CD Review: Innocence Lost: The Berg-Debussy Project, Albany Records Release. Troy 1113
FANFARE MAGAZINE, Sept/Oct 2009
“a substantial and adventurous undertaking, beautifully realized, and always thought provoking… The performances are exquisite.”
This is an extremely creative and literate production. Soprano Mary Nessinger and pianist Jeanne Golan took as “templates” two song cycles from the cusp of the 19th to 20th centuries, Debussy’s Chansons de Bilitis and Berg’s Sieben frühe Lieder, and then asked 10 contemporary composers to write songs that responded to each number in the original cycles. The results are stimulating, often engaging… Every composer obviously took up the challenge with seriousness and good humor. And many of the songs are musically attractive and/or memorable. I found David Del Tredici’s breathless nursery-rhyme setting of a meditation on infinity to be sweet, poignant, and deliberately over-the-top, as is usually the case in his work. Joe Kerr has by far the most “extreme” stylistic work, which is a very convincing evocation of a Gershwin brothers’ song, with lyrics that seem to have been written by a contemporary Brooklyn hipster. Jorge Martin goes overboard in another direction, with extravagant Latinisms. Lee Hyla sets Neruda within a spacious realm of flickering atonal gestures that are calming rather than expressionistic. The new “cycles” are distinctly postmodern in that they swing wildly from one voice/style/language to another, dependent on the profile of each composer. This may not create great coherence, but it also allows for surprise and creative friction. Beyond the composers’ response to the text, I don’t feel as strong an attempt to reinterpret Debussy’s or Berg’s actual music in the new pieces. Eleanor Sandresky’s Rimbaud setting evokes aspects of impressionist practice most evidently, but for my money, the real bull’s eye is Sebastian Currier’s setting of T. S. Eliot’s “The Nymphs Have Departed” in response to Debussy-Louÿs’s “Le tombeau des Naïades.” This piece not only suggests the death of mythologies in a modern age (referring to the same mythological being as the original), but the music is plaintive, chant-like, somber, almost archaic, in a way that seems a direct descendant of Debussy without quoting him.

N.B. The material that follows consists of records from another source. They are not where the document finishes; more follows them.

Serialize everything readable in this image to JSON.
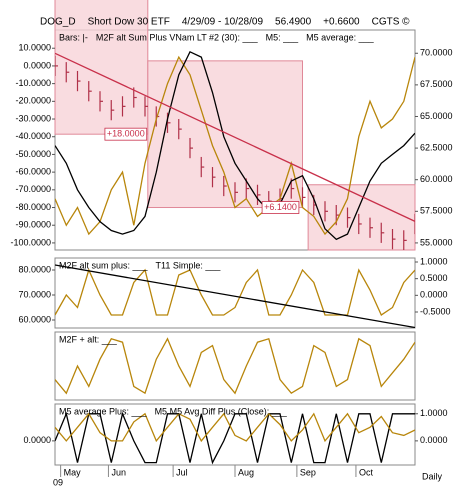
{
  "chart_data": {
    "header": [
      "DOG_D",
      "Short Dow 30 ETF",
      "4/29/09 - 10/28/09",
      "56.4900",
      "+0.6600",
      "CGTS ©"
    ],
    "x": [
      0,
      4,
      8,
      12,
      16,
      20,
      24,
      28,
      32,
      36,
      40,
      44,
      48,
      52,
      56,
      60,
      64,
      68,
      72,
      76,
      80,
      84,
      88,
      92,
      96,
      100,
      104,
      108,
      112,
      116,
      120,
      124,
      128
    ],
    "xlim": [
      0,
      128
    ],
    "xticks": [
      {
        "value": 2,
        "label": "May"
      },
      {
        "value": 19,
        "label": "Jun"
      },
      {
        "value": 42,
        "label": "Jul"
      },
      {
        "value": 64,
        "label": "Aug"
      },
      {
        "value": 86,
        "label": "Sep"
      },
      {
        "value": 107,
        "label": "Oct"
      }
    ],
    "year_label": "09",
    "interval": "Daily",
    "panels": [
      {
        "type": "ohlc",
        "legend": [
          "Bars: |-",
          "M2F alt Sum Plus VNam LT #2 (30): ___",
          "M5: ___",
          "M5 average: ___"
        ],
        "ylim": [
          -104,
          20.3
        ],
        "yticks": [
          {
            "value": 10,
            "label": "10.0000"
          },
          {
            "value": 0,
            "label": "0.0000"
          },
          {
            "value": -10,
            "label": "-10.0000"
          },
          {
            "value": -20,
            "label": "-20.0000"
          },
          {
            "value": -30,
            "label": "-30.0000"
          },
          {
            "value": -40,
            "label": "-40.0000"
          },
          {
            "value": -50,
            "label": "-50.0000"
          },
          {
            "value": -60,
            "label": "-60.0000"
          },
          {
            "value": -70,
            "label": "-70.0000"
          },
          {
            "value": -80,
            "label": "-80.0000"
          },
          {
            "value": -90,
            "label": "-90.0000"
          },
          {
            "value": -100,
            "label": "-100.0000"
          }
        ],
        "y2lim": [
          54.44,
          71.84
        ],
        "y2ticks": [
          {
            "value": 70,
            "label": "70.0000"
          },
          {
            "value": 67.5,
            "label": "67.5000"
          },
          {
            "value": 65,
            "label": "65.0000"
          },
          {
            "value": 62.5,
            "label": "62.5000"
          },
          {
            "value": 60,
            "label": "60.0000"
          },
          {
            "value": 57.5,
            "label": "57.5000"
          },
          {
            "value": 55,
            "label": "55.0000"
          }
        ],
        "boxes": [
          {
            "x": [
              0,
              33
            ],
            "y2": [
              63.6,
              75
            ],
            "label": "+18.0000"
          },
          {
            "x": [
              33,
              88
            ],
            "y2": [
              57.8,
              69.4
            ],
            "label": "+6.1400"
          },
          {
            "x": [
              90,
              128
            ],
            "y2": [
              54.44,
              59.6
            ]
          }
        ],
        "bars": {
          "color": "#b03048",
          "close": [
            69,
            68.5,
            67.8,
            67,
            66.2,
            65.5,
            65.8,
            66.5,
            65.8,
            65,
            64.5,
            64,
            62.5,
            61,
            60.2,
            59.5,
            59,
            59.3,
            58.8,
            58.3,
            58.5,
            59.3,
            58.6,
            58,
            57.5,
            57.2,
            57,
            56.5,
            56.2,
            55.8,
            55.3,
            55.2,
            56.5
          ],
          "high": [
            69.8,
            69.3,
            68.6,
            67.8,
            67,
            66.3,
            66.6,
            67.3,
            66.6,
            65.8,
            65.3,
            64.8,
            63.3,
            61.8,
            61,
            60.3,
            59.8,
            60.1,
            59.6,
            59.1,
            59.3,
            60.1,
            59.4,
            58.8,
            58.3,
            58,
            57.8,
            57.3,
            57,
            56.6,
            56.1,
            56,
            57.3
          ],
          "low": [
            68.2,
            67.7,
            67,
            66.2,
            65.4,
            64.7,
            65,
            65.7,
            65,
            64.2,
            63.7,
            63.2,
            61.7,
            60.2,
            59.4,
            58.7,
            58.2,
            58.5,
            58,
            57.5,
            57.7,
            58.5,
            57.8,
            57.2,
            56.7,
            56.4,
            56.2,
            55.7,
            55.4,
            55,
            54.5,
            54.4,
            55.7
          ]
        },
        "trend": {
          "color": "#c8304a",
          "x": [
            0,
            128
          ],
          "values": [
            70,
            56.7
          ]
        },
        "series": [
          {
            "color": "#b8860b",
            "values": [
              -75,
              -90,
              -80,
              -95,
              -88,
              -70,
              -60,
              -90,
              -55,
              -30,
              -10,
              5,
              -5,
              -25,
              -45,
              -60,
              -80,
              -75,
              -85,
              -80,
              -75,
              -55,
              -80,
              -85,
              -95,
              -88,
              -75,
              -40,
              -20,
              -35,
              -30,
              -20,
              5
            ]
          },
          {
            "color": "#000000",
            "values": [
              -45,
              -55,
              -70,
              -80,
              -88,
              -93,
              -95,
              -93,
              -85,
              -60,
              -30,
              -5,
              8,
              5,
              -15,
              -40,
              -55,
              -65,
              -75,
              -82,
              -78,
              -65,
              -62,
              -75,
              -92,
              -98,
              -95,
              -80,
              -65,
              -55,
              -50,
              -45,
              -38
            ]
          }
        ]
      },
      {
        "type": "line",
        "legend": [
          "M2F alt sum plus: ___",
          "T11 Simple: ___"
        ],
        "ylim": [
          56.8,
          84.8
        ],
        "yticks": [
          {
            "value": 80,
            "label": "80.0000"
          },
          {
            "value": 70,
            "label": "70.0000"
          },
          {
            "value": 60,
            "label": "60.0000"
          }
        ],
        "y2lim": [
          -0.98,
          1.12
        ],
        "y2ticks": [
          {
            "value": 1,
            "label": "1.0000"
          },
          {
            "value": 0.5,
            "label": "0.5000"
          },
          {
            "value": 0,
            "label": "0.0000"
          },
          {
            "value": -0.5,
            "label": "-0.5000"
          }
        ],
        "trend": {
          "color": "#000000",
          "x": [
            0,
            128
          ],
          "values": [
            82,
            57
          ]
        },
        "series": [
          {
            "color": "#b8860b",
            "values": [
              62,
              70,
              65,
              80,
              70,
              62,
              62,
              75,
              80,
              62,
              62,
              78,
              80,
              70,
              62,
              62,
              65,
              75,
              80,
              62,
              62,
              70,
              80,
              75,
              62,
              62,
              62,
              80,
              72,
              62,
              65,
              75,
              80
            ]
          }
        ]
      },
      {
        "type": "line",
        "legend": [
          "M2F + alt: ___"
        ],
        "ylim": [
          0,
          1
        ],
        "series": [
          {
            "color": "#b8860b",
            "values": [
              0.3,
              0.1,
              0.5,
              0.2,
              0.6,
              0.9,
              0.85,
              0.2,
              0.1,
              0.6,
              0.9,
              0.5,
              0.2,
              0.7,
              0.8,
              0.3,
              0.1,
              0.5,
              0.85,
              0.9,
              0.3,
              0.1,
              0.2,
              0.8,
              0.7,
              0.2,
              0.3,
              0.9,
              0.8,
              0.2,
              0.4,
              0.6,
              0.85
            ]
          }
        ]
      },
      {
        "type": "line",
        "legend": [
          "M5 average Plus: ___",
          "M5 M5 Avg Diff Plus (Close): ___"
        ],
        "ylim": [
          -0.89,
          1.36
        ],
        "yticks": [
          {
            "value": 0,
            "label": "0.0000"
          }
        ],
        "y2lim": [
          -0.89,
          1.36
        ],
        "y2ticks": [
          {
            "value": 1,
            "label": "1.0000"
          },
          {
            "value": 0,
            "label": "0.0000"
          }
        ],
        "series": [
          {
            "color": "#000000",
            "values": [
              0,
              1,
              -0.8,
              1,
              1,
              -0.8,
              1,
              0,
              -0.8,
              -0.8,
              1,
              1,
              -0.8,
              1,
              -0.8,
              0,
              1,
              1,
              -0.8,
              1,
              1,
              -0.8,
              1,
              -0.8,
              -0.8,
              1,
              -0.8,
              1,
              1,
              -0.8,
              1,
              1,
              1
            ]
          },
          {
            "color": "#b8860b",
            "values": [
              0.5,
              0,
              0.5,
              1,
              0.3,
              0,
              0,
              0.7,
              1,
              0,
              0.5,
              1,
              0.8,
              0,
              0.5,
              1,
              0.2,
              0,
              0.5,
              1,
              0.6,
              0,
              0.4,
              1,
              0,
              0.5,
              1,
              0.3,
              0.5,
              0.9,
              0.3,
              0.2,
              0.4
            ]
          }
        ]
      }
    ]
  }
}
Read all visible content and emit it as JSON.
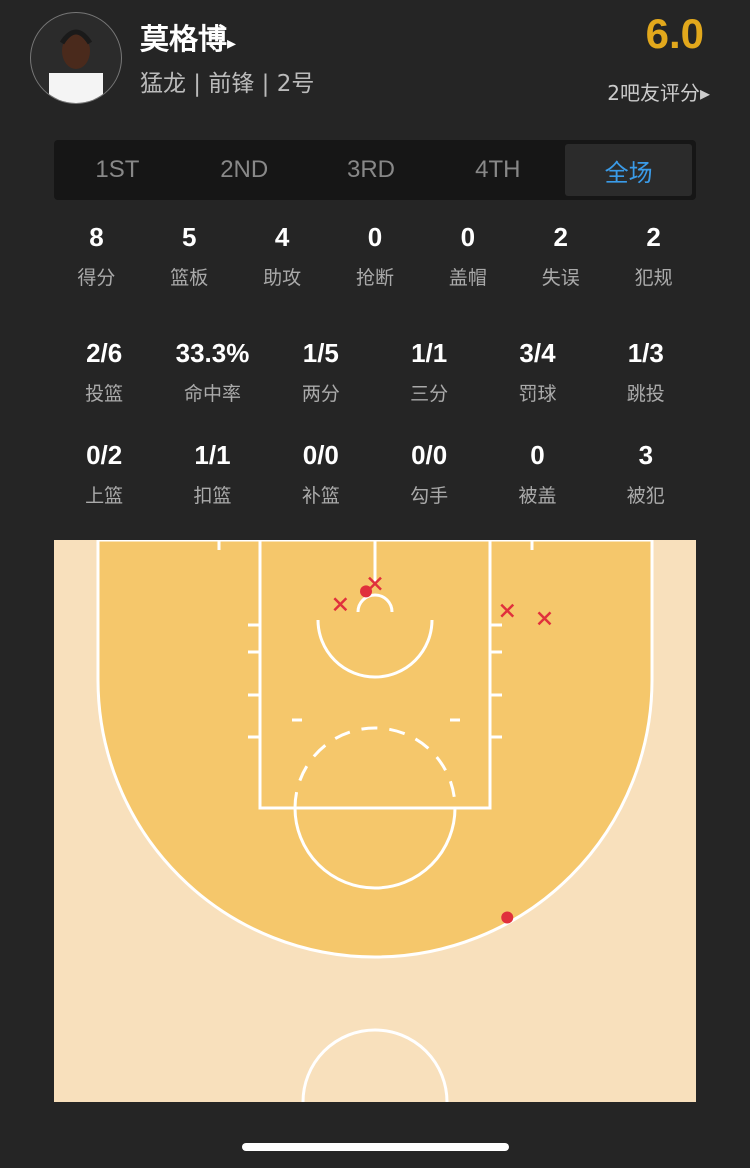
{
  "player": {
    "name": "莫格博",
    "name_arrow": "▸",
    "info": "猛龙 | 前锋 | 2号",
    "rating": "6.0",
    "rating_count": "2吧友评分▸",
    "rating_color": "#e2a81c"
  },
  "tabs": [
    {
      "label": "1ST"
    },
    {
      "label": "2ND"
    },
    {
      "label": "3RD"
    },
    {
      "label": "4TH"
    },
    {
      "label": "全场",
      "active": true
    }
  ],
  "basic_stats": [
    {
      "value": "8",
      "label": "得分"
    },
    {
      "value": "5",
      "label": "篮板"
    },
    {
      "value": "4",
      "label": "助攻"
    },
    {
      "value": "0",
      "label": "抢断"
    },
    {
      "value": "0",
      "label": "盖帽"
    },
    {
      "value": "2",
      "label": "失误"
    },
    {
      "value": "2",
      "label": "犯规"
    }
  ],
  "shooting_stats": [
    {
      "value": "2/6",
      "label": "投篮"
    },
    {
      "value": "33.3%",
      "label": "命中率"
    },
    {
      "value": "1/5",
      "label": "两分"
    },
    {
      "value": "1/1",
      "label": "三分"
    },
    {
      "value": "3/4",
      "label": "罚球"
    },
    {
      "value": "1/3",
      "label": "跳投"
    }
  ],
  "shot_type_stats": [
    {
      "value": "0/2",
      "label": "上篮"
    },
    {
      "value": "1/1",
      "label": "扣篮"
    },
    {
      "value": "0/0",
      "label": "补篮"
    },
    {
      "value": "0/0",
      "label": "勾手"
    },
    {
      "value": "0",
      "label": "被盖"
    },
    {
      "value": "3",
      "label": "被犯"
    }
  ],
  "shot_chart": {
    "units": "feet from basket center (x) / from baseline (y)",
    "shots": [
      {
        "x": -0.7,
        "y": 4.0,
        "made": true
      },
      {
        "x": 10.3,
        "y": 29.4,
        "made": true
      },
      {
        "x": 0,
        "y": 3.4,
        "made": false
      },
      {
        "x": -2.7,
        "y": 5.0,
        "made": false
      },
      {
        "x": 10.3,
        "y": 5.5,
        "made": false
      },
      {
        "x": 13.2,
        "y": 6.1,
        "made": false
      }
    ],
    "colors": {
      "court": "#f8e0bc",
      "inside_three": "#f5c76b",
      "shot": "#e0303c"
    }
  }
}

While not as obviously connected, it does strike me that most of these pieces do reflect a certain connection to the previous fin de siecle, in that their language seems to mix aspects of tonal Romanticism with modernist chromatic expressionism. Cipullo, Moe, Del Tredici, and Martin tend more towards the former; Rothman, Weesner, and Hyla tend towards the latter. The lines aren’t hard and fast, though; there’s always blending between the elements, and some feel a little further afield in different ways (Sandresky, Kerr, and Currier, as noted above)…
The performances are exquisite. I’d first heard Nessinger in a Lee Hyla disc a few issues back, and was stunned by her theatrical instincts and risk taking. In this recital, her diction is flawless, and she can shift vocal color and delivery (including degree of vibrato) subtly or dramatically to fit the interpretive needs of each piece… Jeanne Golan is a superb partner in the project, and writes highly literate program notes to boot.
…this is a substantial and adventurous undertaking, beautifully realized, and always thought provoking.